An Impromptu Introduction To Filmmaking
At this year's CMF launch on the Bloomington campus in the spring, students explained their projects and motivations while they were lining up to sign release forms and pick up cameras.
"I was actually going to shoot this weekend before I knew about CMF," explains a student named Jesse, "but then I found out I can get all this equipment and training for free, so why not?
"A couple of my buddies and I got together," recounts Harold, another student at the launch, "and we decided that we wanted to write some kind of drama-thriller. It's actually based off the relationship of two of my friends. And we're calling it Pleasant Conversation."
"I'm a neuroscience major so this a great way for met to get this those creative juices [flowing]," another prospective filmmaker remarks. "A few of my friends wanted to do this; we're just super excited. I've never heard of anything like it."
Also in line waiting for their equipment were Eli and Lu Bevins, who won the 2014 Elfenworks Social Justice Award for their film Systematic Living.
Not a "Hood Film"
"Last year we entered CMF for the first time," explains Eli Bevins. "Actually it was the first film contest we've ever done."

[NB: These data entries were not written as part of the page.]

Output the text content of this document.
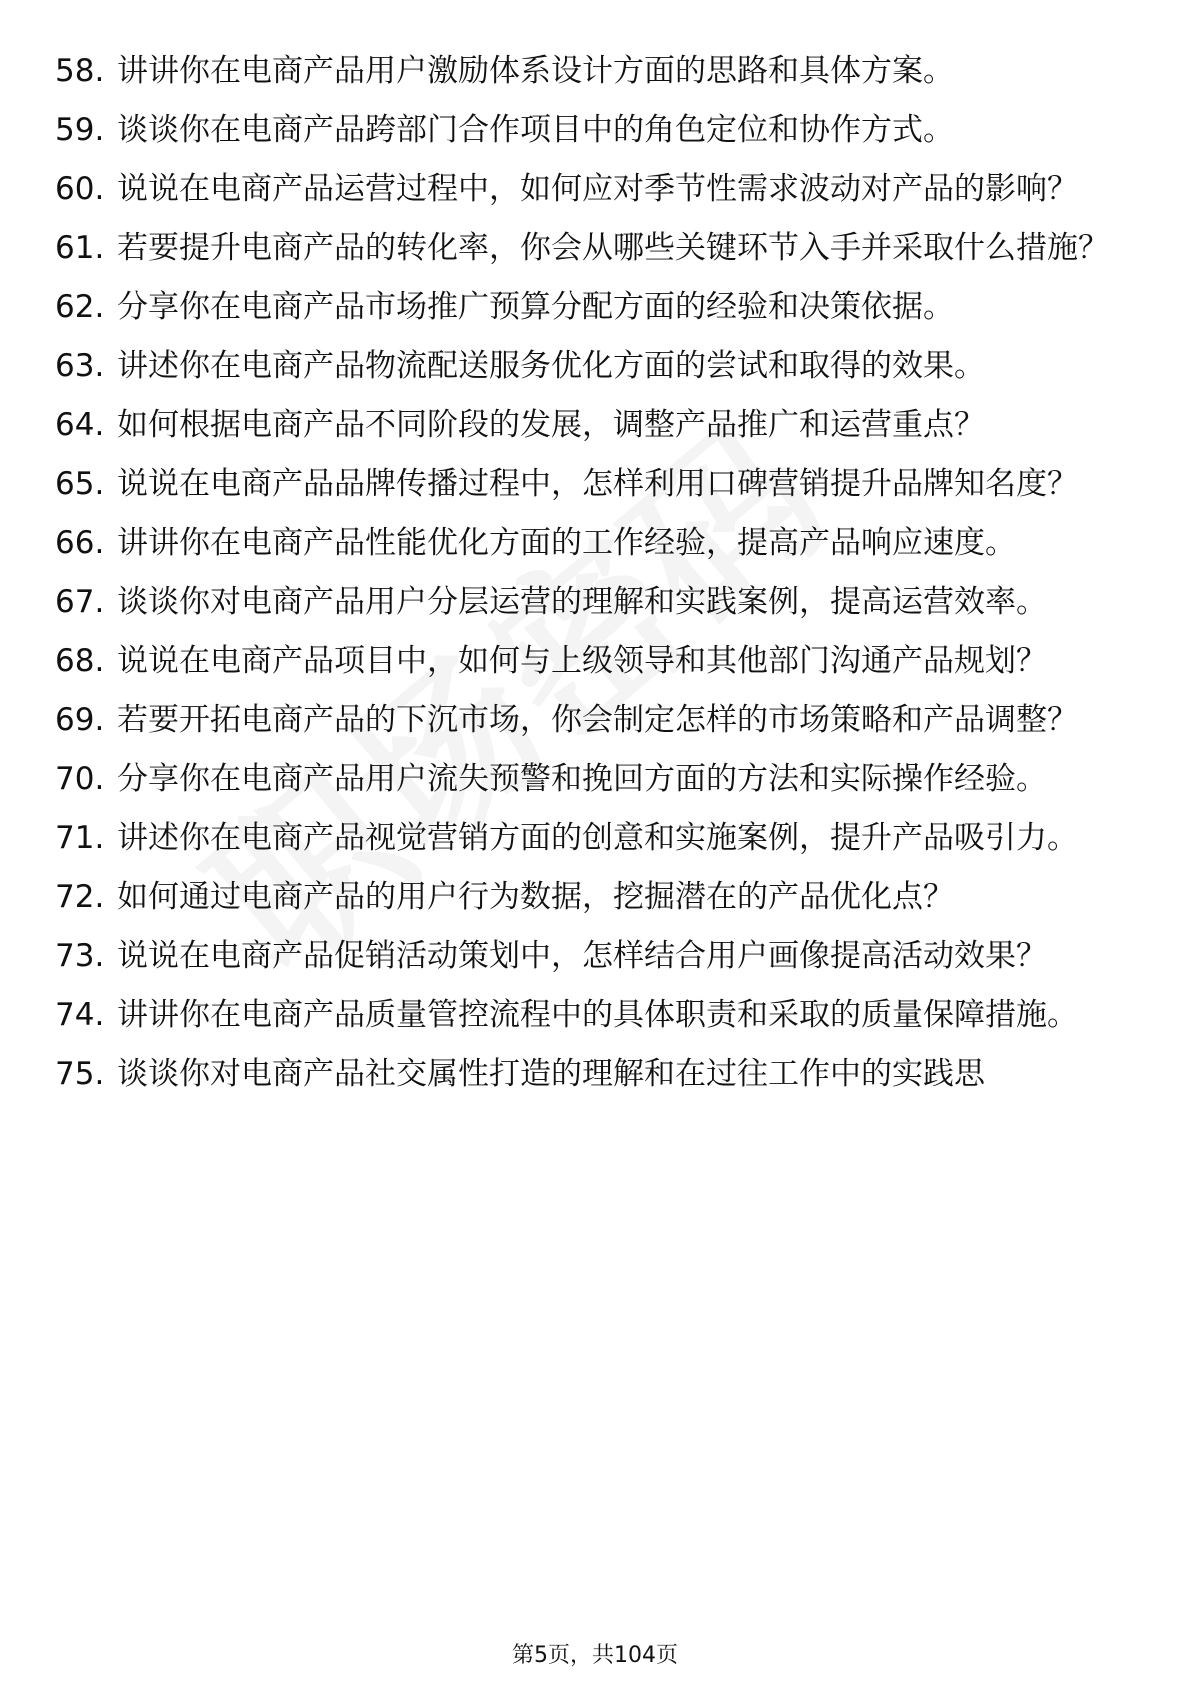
58. 讲讲你在电商产品用户激励体系设计方面的思路和具体方案。
59. 谈谈你在电商产品跨部门合作项目中的角色定位和协作方式。
60. 说说在电商产品运营过程中，如何应对季节性需求波动对产品的影响？
61. 若要提升电商产品的转化率，你会从哪些关键环节入手并采取什么措施？
62. 分享你在电商产品市场推广预算分配方面的经验和决策依据。
63. 讲述你在电商产品物流配送服务优化方面的尝试和取得的效果。
64. 如何根据电商产品不同阶段的发展，调整产品推广和运营重点？
65. 说说在电商产品品牌传播过程中，怎样利用口碑营销提升品牌知名度？
66. 讲讲你在电商产品性能优化方面的工作经验，提高产品响应速度。
67. 谈谈你对电商产品用户分层运营的理解和实践案例，提高运营效率。
68. 说说在电商产品项目中，如何与上级领导和其他部门沟通产品规划？
69. 若要开拓电商产品的下沉市场，你会制定怎样的市场策略和产品调整？
70. 分享你在电商产品用户流失预警和挽回方面的方法和实际操作经验。
71. 讲述你在电商产品视觉营销方面的创意和实施案例，提升产品吸引力。
72. 如何通过电商产品的用户行为数据，挖掘潜在的产品优化点？
73. 说说在电商产品促销活动策划中，怎样结合用户画像提高活动效果？
74. 讲讲你在电商产品质量管控流程中的具体职责和采取的质量保障措施。
75. 谈谈你对电商产品社交属性打造的理解和在过往工作中的实践思
第5页，共104页
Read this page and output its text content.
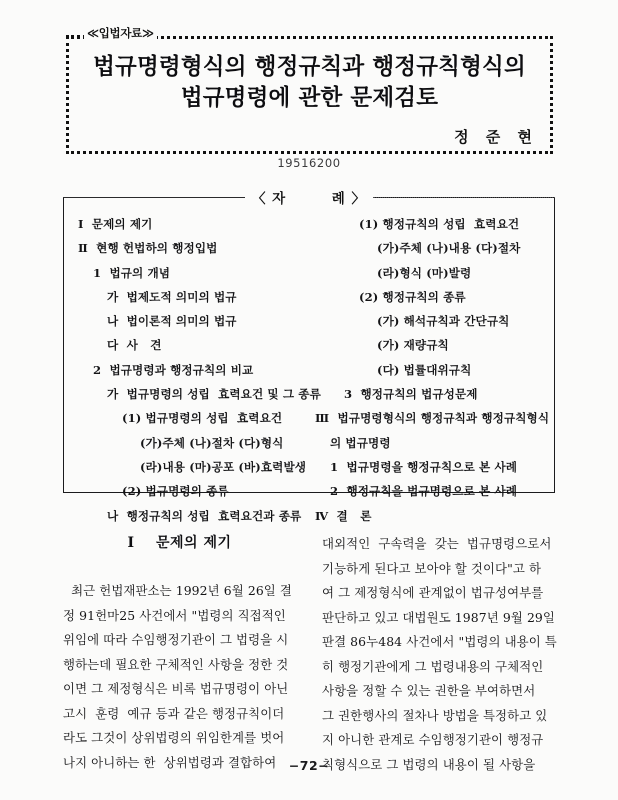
≪입법자료≫
법규명령형식의 행정규칙과 행정규칙형식의
법규명령에 관한 문제검토
정 준 현
19516200
〈 자        례 〉
Ⅰ  문제의 제기
Ⅱ  현행 헌법하의 행정입법
1  법규의 개념
가  법제도적 의미의 법규
나  법이론적 의미의 법규
다  사   견
2  법규명령과 행정규칙의 비교
가  법규명령의 성립  효력요건 및 그 종류
(1) 법규명령의 성립  효력요건
(가)주체 (나)절차 (다)형식
(라)내용 (마)공포 (바)효력발생
(2) 법규명령의 종류
나  행정규칙의 성립  효력요건과 종류
(1) 행정규칙의 성립  효력요건
(가)주체 (나)내용 (다)절차
(라)형식 (마)발령
(2) 행정규칙의 종류
(가) 해석규칙과 간단규칙
(가) 재량규칙
(다) 법률대위규칙
3  행정규칙의 법규성문제
Ⅲ  법규명령형식의 행정규칙과 행정규칙형식
의 법규명령
1  법규명령을 행정규칙으로 본 사례
2  행정규칙을 법규명령으로 본 사례
Ⅳ  결   론
Ⅰ    문제의 제기
최근 헌법재판소는 1992년 6월 26일 결
정 91헌마25 사건에서 "법령의 직접적인
위임에 따라 수임행정기관이 그 법령을 시
행하는데 필요한 구체적인 사항을 정한 것
이면 그 제정형식은 비록 법규명령이 아닌
고시  훈령  예규 등과 같은 행정규칙이더
라도 그것이 상위법령의 위임한계를 벗어
나지 아니하는 한  상위법령과 결합하여
대외적인  구속력을  갖는  법규명령으로서
기능하게 된다고 보아야 할 것이다"고 하
여 그 제정형식에 관계없이 법규성여부를
판단하고 있고 대법원도 1987년 9월 29일
판결 86누484 사건에서 "법령의 내용이 특
히 행정기관에게 그 법령내용의 구체적인
사항을 정할 수 있는 권한을 부여하면서
그 권한행사의 절차나 방법을 특정하고 있
지 아니한 관계로 수임행정기관이 행정규
칙형식으로 그 법령의 내용이 될 사항을
−72−
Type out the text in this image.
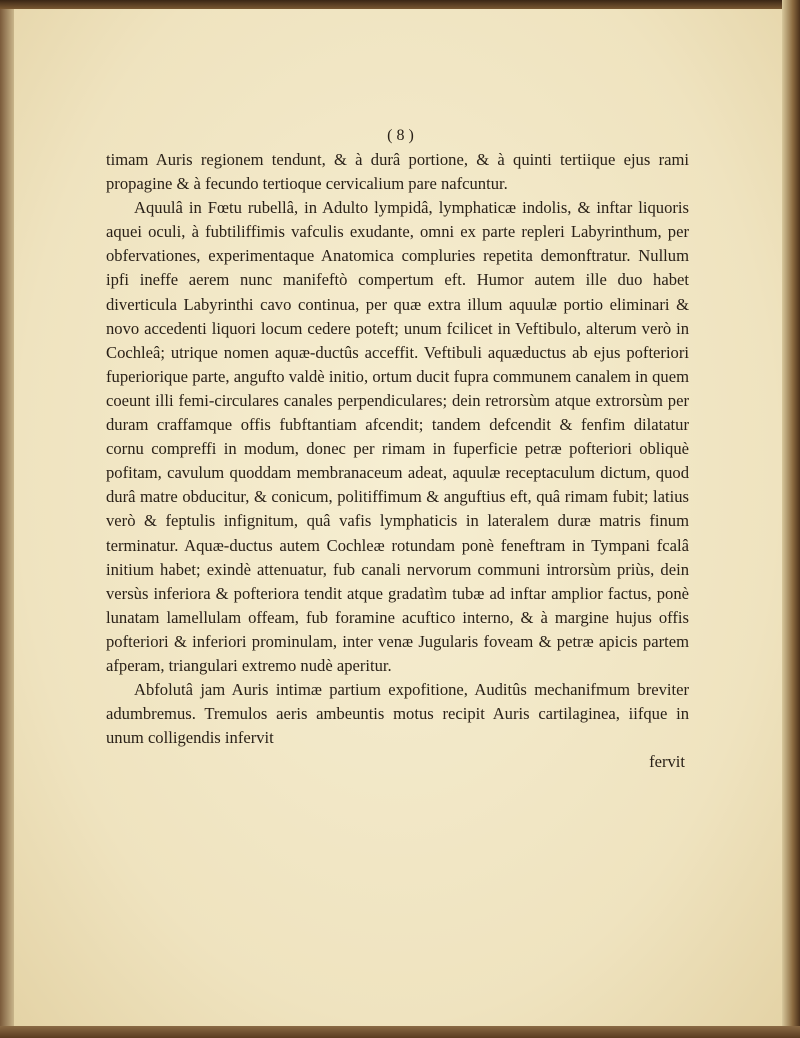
( 8 )

timam Auris regionem tendunt, & à durâ portione, & à quinti tertiique ejus rami propagine & à fecundo tertioque cervicalium pare nafcuntur.

Aquulâ in Fœtu rubellâ, in Adulto lympidâ, lymphaticæ indolis, & inftar liquoris aquei oculi, à fubtiliffimis vafculis exudante, omni ex parte repleri Labyrinthum, per obfervationes, experimentaque Anatomica compluries repetita demonftratur. Nullum ipfi ineffe aerem nunc manifeftò compertum eft. Humor autem ille duo habet diverticula Labyrinthi cavo continua, per quæ extra illum aquulæ portio eliminari & novo accedenti liquori locum cedere poteft; unum fcilicet in Veftibulo, alterum verò in Cochleâ; utrique nomen aquæ-ductûs acceffit. Veftibuli aquæductus ab ejus pofteriori fuperiorique parte, angufto valdè initio, ortum ducit fupra communem canalem in quem coeunt illi femi-circulares canales perpendiculares; dein retrorsùm atque extrorsùm per duram craffamque offis fubftantiam afcendit; tandem defcendit & fenfim dilatatur cornu compreffi in modum, donec per rimam in fuperficie petræ pofteriori obliquè pofitam, cavulum quoddam membranaceum adeat, aquulæ receptaculum dictum, quod durâ matre obducitur, & conicum, politiffimum & anguftius eft, quâ rimam fubit; latius verò & feptulis infignitum, quâ vafis lymphaticis in lateralem duræ matris finum terminatur. Aquæ-ductus autem Cochleæ rotundam ponè feneftram in Tympani fcalâ initium habet; exindè attenuatur, fub canali nervorum communi introrsùm priùs, dein versùs inferiora & pofteriora tendit atque gradatìm tubæ ad inftar amplior factus, ponè lunatam lamellulam offeam, fub foramine acuftico interno, & à margine hujus offis pofteriori & inferiori prominulam, inter venæ Jugularis foveam & petræ apicis partem afperam, triangulari extremo nudè aperitur.

Abfolutâ jam Auris intimæ partium expofitione, Auditûs mechanifmum breviter adumbremus. Tremulos aeris ambeuntis motus recipit Auris cartilaginea, iifque in unum colligendis infervit

fervit
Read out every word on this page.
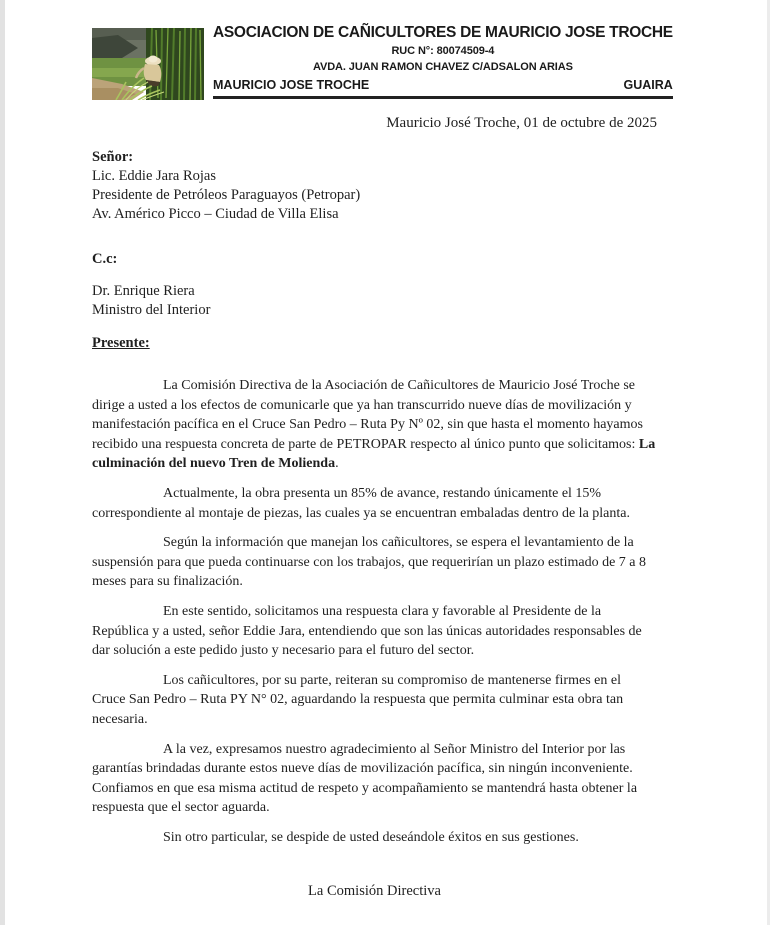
ASOCIACION DE CAÑICULTORES DE MAURICIO JOSE TROCHE
RUC N°: 80074509-4
AVDA. JUAN RAMON CHAVEZ C/ADSALON ARIAS
MAURICIO JOSE TROCHE	GUAIRA
Mauricio José Troche, 01 de octubre de 2025
Señor:
Lic. Eddie Jara Rojas
Presidente de Petróleos Paraguayos (Petropar)
Av. Américo Picco – Ciudad de Villa Elisa
C.c:
Dr. Enrique Riera
Ministro del Interior
Presente:

La Comisión Directiva de la Asociación de Cañicultores de Mauricio José Troche se dirige a usted a los efectos de comunicarle que ya han transcurrido nueve días de movilización y manifestación pacífica en el Cruce San Pedro – Ruta Py Nº 02, sin que hasta el momento hayamos recibido una respuesta concreta de parte de PETROPAR respecto al único punto que solicitamos: La culminación del nuevo Tren de Molienda.

Actualmente, la obra presenta un 85% de avance, restando únicamente el 15% correspondiente al montaje de piezas, las cuales ya se encuentran embaladas dentro de la planta.

Según la información que manejan los cañicultores, se espera el levantamiento de la suspensión para que pueda continuarse con los trabajos, que requerirían un plazo estimado de 7 a 8 meses para su finalización.

En este sentido, solicitamos una respuesta clara y favorable al Presidente de la República y a usted, señor Eddie Jara, entendiendo que son las únicas autoridades responsables de dar solución a este pedido justo y necesario para el futuro del sector.

Los cañicultores, por su parte, reiteran su compromiso de mantenerse firmes en el Cruce San Pedro – Ruta PY N° 02, aguardando la respuesta que permita culminar esta obra tan necesaria.

A la vez, expresamos nuestro agradecimiento al Señor Ministro del Interior por las garantías brindadas durante estos nueve días de movilización pacífica, sin ningún inconveniente. Confiamos en que esa misma actitud de respeto y acompañamiento se mantendrá hasta obtener la respuesta que el sector aguarda.

Sin otro particular, se despide de usted deseándole éxitos en sus gestiones.

La Comisión Directiva
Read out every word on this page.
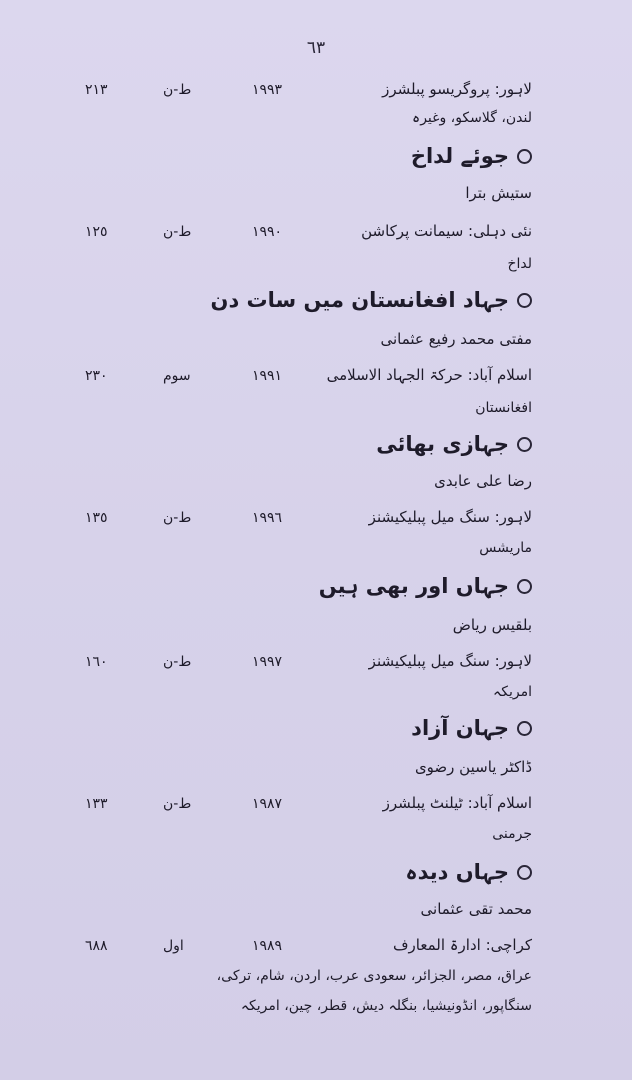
٦٣
لاہور: پروگریسو پبلشرز
١٩٩٣
ط-ن
٢١٣
لندن، گلاسکو، وغیرہ
جوئے لداخ
ستیش بترا
نئی دہلی: سیمانت پرکاشن
١٩٩٠
ط-ن
١٢٥
لداخ
جہاد افغانستان میں سات دن
مفتی محمد رفیع عثمانی
اسلام آباد: حرکۃ الجہاد الاسلامی
١٩٩١
سوم
٢٣٠
افغانستان
جہازی بھائی
رضا علی عابدی
لاہور: سنگ میل پبلیکیشنز
١٩٩٦
ط-ن
١٣٥
ماریشس
جہاں اور بھی ہیں
بلقیس ریاض
لاہور: سنگ میل پبلیکیشنز
١٩٩٧
ط-ن
١٦٠
امریکہ
جہان آزاد
ڈاکٹر یاسین رضوی
اسلام آباد: ٹیلنٹ پبلشرز
١٩٨٧
ط-ن
١٣٣
جرمنی
جہاں دیدہ
محمد تقی عثمانی
کراچی: ادارۃ المعارف
١٩٨٩
اول
٦٨٨
عراق، مصر، الجزائر، سعودی عرب، اردن، شام، ترکی،
سنگاپور، انڈونیشیا، بنگلہ دیش، قطر، چین، امریکہ
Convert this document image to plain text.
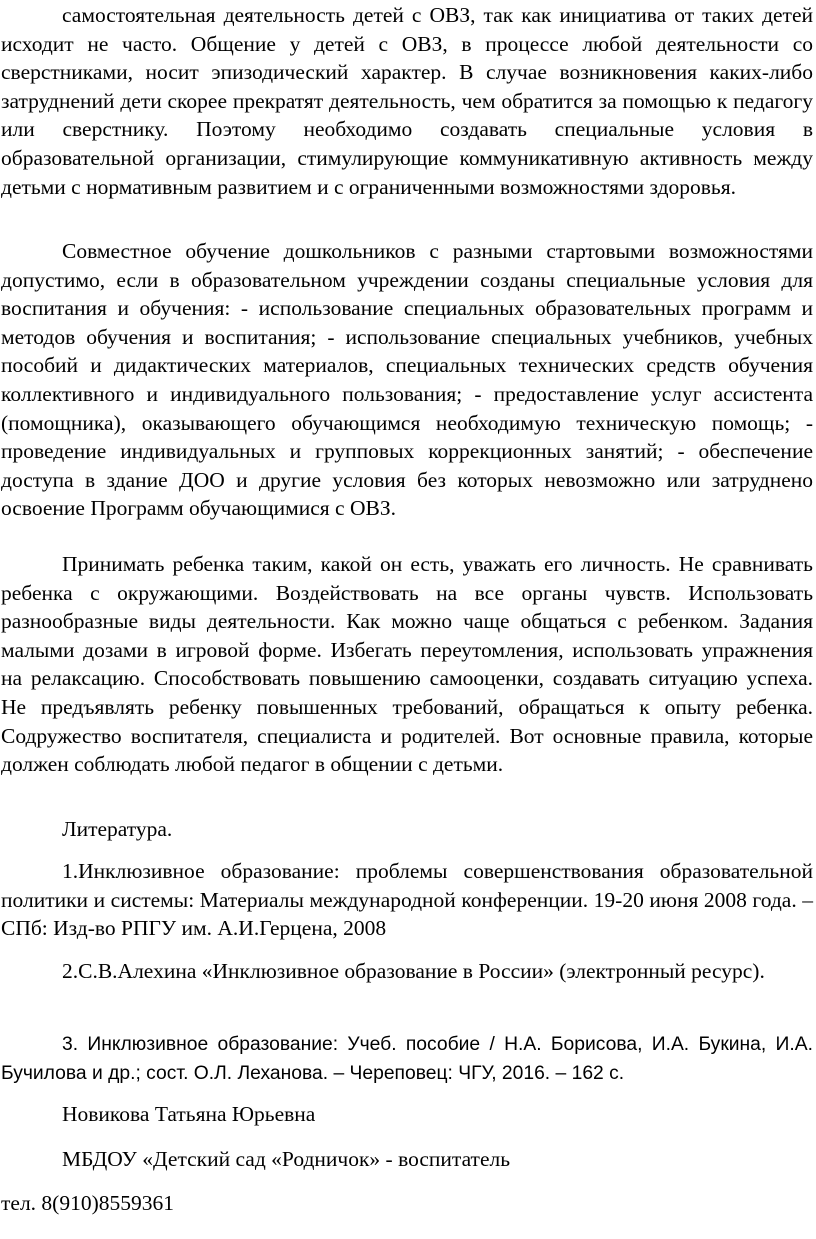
самостоятельная деятельность детей с ОВЗ, так как инициатива от таких детей исходит не часто. Общение у детей с ОВЗ, в процессе любой деятельности со сверстниками, носит эпизодический характер. В случае возникновения каких-либо затруднений дети скорее прекратят деятельность, чем обратится за помощью к педагогу или сверстнику. Поэтому необходимо создавать специальные условия в образовательной организации, стимулирующие коммуникативную активность между детьми с нормативным развитием и с ограниченными возможностями здоровья.

Совместное обучение дошкольников с разными стартовыми возможностями допустимо, если в образовательном учреждении созданы специальные условия для воспитания и обучения: - использование специальных образовательных программ и методов обучения и воспитания; - использование специальных учебников, учебных пособий и дидактических материалов, специальных технических средств обучения коллективного и индивидуального пользования; - предоставление услуг ассистента (помощника), оказывающего обучающимся необходимую техническую помощь; - проведение индивидуальных и групповых коррекционных занятий; - обеспечение доступа в здание ДОО и другие условия без которых невозможно или затруднено освоение Программ обучающимися с ОВЗ.

Принимать ребенка таким, какой он есть, уважать его личность. Не сравнивать ребенка с окружающими. Воздействовать на все органы чувств. Использовать разнообразные виды деятельности. Как можно чаще общаться с ребенком. Задания малыми дозами в игровой форме. Избегать переутомления, использовать упражнения на релаксацию. Способствовать повышению самооценки, создавать ситуацию успеха. Не предъявлять ребенку повышенных требований, обращаться к опыту ребенка. Содружество воспитателя, специалиста и родителей. Вот основные правила, которые должен соблюдать любой педагог в общении с детьми.

Литература.

1.Инклюзивное образование: проблемы совершенствования образовательной политики и системы: Материалы международной конференции. 19-20 июня 2008 года. – СПб: Изд-во РПГУ им. А.И.Герцена, 2008

2.С.В.Алехина «Инклюзивное образование в России» (электронный ресурс).

3. Инклюзивное образование: Учеб. пособие / Н.А. Борисова, И.А. Букина, И.А. Бучилова и др.; сост. О.Л. Леханова. – Череповец: ЧГУ, 2016. – 162 с.

Новикова Татьяна Юрьевна

МБДОУ «Детский сад «Родничок» - воспитатель

тел. 8(910)8559361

The film deals with poverty, crime, and social injustice in the US. Guns and violence are a central theme, but the filmmakers object to their film being pigeonholed.
"Everybody says 'urban' or 'black'," Lu Bevins reports. "Like, that's not a genre! To me, it's just a story. If I do a film where I'm from, I'm not trying to do a 'hood film'. That's just the story I'm telling and that's the location."
This is not the first time the sisters have turned their cameras on their hometown of Philadelphia. They have filmed a documentary there, about crime and its effects on the city. "We just created a film from what we experienced or what we saw on our own," Lu explains. "The first thing that popped in our heads was, let's put out a message. Let's do a film that touches people."
And they succeeded. Systematic Living ended up placing first in the social justice category last year. But the film almost didn't get made.
Fast and Furious Filmmaking
"We shot everything in one day," Eli remembers. "Then we actually quit. Because we disagreed on how the film should go. And it was due the next day. But we kind of just woke up and were like, you know what, let's just finish editing. We finished it about an hour before [the] submission [deadline]."
The twins remember nervously waiting at home for the results to come in, far from the action in Hollywood.
"We didn't have the funds to just fly out California, so we just didn't go," Eli recalls. "As they were announcing the winners we kept refreshing the web page, until we finally saw Joyce ["Eli"] and Jean ["Lu"] Bevins, Indiana University, Systematic Living."
Coming off their first place win in last year's competition, the twins had three films in this year's national competition. Their film ID received honorable mention, while their film My Dear Arthur won best picture for Indiana University."